Die Gewerkschaft der Polizei bezeichnete das Urteil als "emotional nur sehr schwer erträglich“, es müsse aber unter dem Gesichtspunkt der Rechtsstaatlichkeit geschluckt werden. Bei der Opferhilfe-Organisation "Weißer Ring“ stieß das Urteil hingegen auf völliges Unverständnis: "Es rührt sehr stark an dem Rechtsempfinden der Menschen.“

Die Folterdrohung sei eine schwere Verletzung der Menschenwürde Gäfgens, "die nicht auf andere Weise befriedigend ausgeglichen werden kann“, begründete der Vorsitzende Richter Christoph Hefter das Urteil. "Das Verbot der Folter gilt absolut und duldet keine Ausnahme.“ Und: "Das Recht auf Achtung seiner Würde kann auch dem Straftäter nicht abgesprochen werden, mag er sich auch in noch so schwerer und unerträglicher Weise gegen die Werteordnung der Verfassung vergangen haben.“

Mit der vom damaligen Frankfurter Polizei-Vizepräsidenten Wolfgang Daschner angeordneten – und vom Innenministerium gebilligten - Schmerzandrohung habe die Polizei in das höchste Verfassungsgut eingegriffen. Und zwar "planvoll, vorsätzlich, in Kenntnis der Rechtswidrigkeit und in der Gefahr der Unverwertbarkeit der Aussage“. Das Verhalten der Beamten nannte Hefter in seiner rund 45minütigen Begründung "rechtswidrig und verwerflich“. Daschner habe einen Untergebenen zur Nötigung im Amt verleitet. Die Schmerzen seien zudem nicht nur angedroht worden, sondern "auch die Durchführung einer entsprechenden Behandlung vorbereitet worden“.

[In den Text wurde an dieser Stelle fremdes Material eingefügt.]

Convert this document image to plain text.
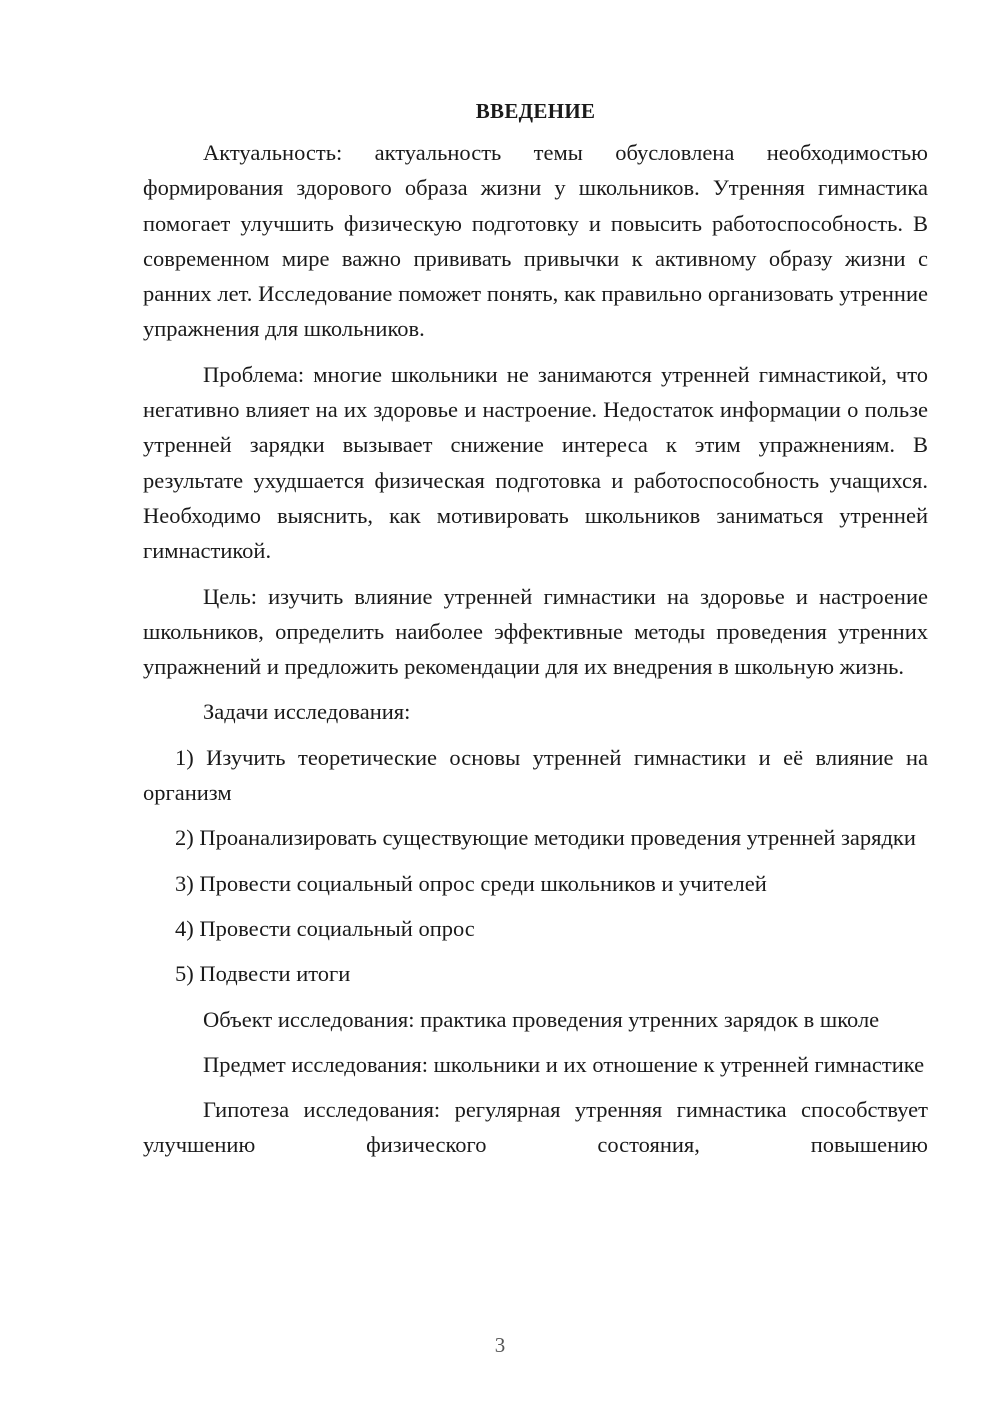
ВВЕДЕНИЕ

Актуальность: актуальность темы обусловлена необходимостью формирования здорового образа жизни у школьников. Утренняя гимнастика помогает улучшить физическую подготовку и повысить работоспособность. В современном мире важно прививать привычки к активному образу жизни с ранних лет. Исследование поможет понять, как правильно организовать утренние упражнения для школьников.

Проблема: многие школьники не занимаются утренней гимнастикой, что негативно влияет на их здоровье и настроение. Недостаток информации о пользе утренней зарядки вызывает снижение интереса к этим упражнениям. В результате ухудшается физическая подготовка и работоспособность учащихся. Необходимо выяснить, как мотивировать школьников заниматься утренней гимнастикой.

Цель: изучить влияние утренней гимнастики на здоровье и настроение школьников, определить наиболее эффективные методы проведения утренних упражнений и предложить рекомендации для их внедрения в школьную жизнь.

Задачи исследования:

1) Изучить теоретические основы утренней гимнастики и её влияние на организм

2) Проанализировать существующие методики проведения утренней зарядки

3) Провести социальный опрос среди школьников и учителей

4) Провести социальный опрос

5) Подвести итоги

Объект исследования: практика проведения утренних зарядок в школе

Предмет исследования: школьники и их отношение к утренней гимнастике

Гипотеза исследования: регулярная утренняя гимнастика способствует улучшению физического состояния, повышению

3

Die Kammer stützte ihre Entscheidung auch auf das Urteil des Europäischen Gerichtshofs für Menschenrechte (EGMR). Dieser hatte die Folterandrohung im Juni 2010 als "unmenschliche Behandlung eingestuft“ und eine Verletzung der Europäischen Menschenrechtkonvention gerügt. "3000 Euro sind notwendig, angemessen und ausreichend“, betonte Hefter. Es gebe keine Anhaltspunkte dafür, dass die Polizei Gäfgen – wie von diesem behauptet – geschlagen, ihm mit sexueller Gewalt im Gefängnis gedroht oder einen Verteidiger vorenthalten habe. "Der Eingriff dauerte nur etwa zehn Minuten und hinterließ beim Kläger keine bleibenden Schäden“, sagte der Richter über die Höhe der Entschädigung.

Der verurteilte Mörder, der im nordhessischen Schwalmstadt sitzt, habe auch nicht beweisen können, dass seine behauptete Traumatisierung auf das Verhör zurückzuführen sei. Dafür können nach Ansicht des Gerichts auch andere Gründe ausschlaggebend sein. So habe Gäfgen den Tod des Jungen miterlebt. Außerdem sei klar geworden, dass sein auf Lügengeschichten und Luftschlössern basierendes Selbstbild zusammengebrochen und sein Leben an die Wand gefahren sei.

Die Aussagen von Daschner und dem Beamten, der in seinem Auftrag die Folter angedroht hatte, schätzte das Gericht als glaubwürdig ein. Es sei unbestritten, dass es Kontakte ins Innenministerium gab, wer die Kontaktperson genau war, sei letztlich unerheblich. Es gebe aber auch keine Zweifel an Daschners Aussage. Gäfgen hatte ihn erst kürzlich wegen angeblicher Falschaussage angezeigt.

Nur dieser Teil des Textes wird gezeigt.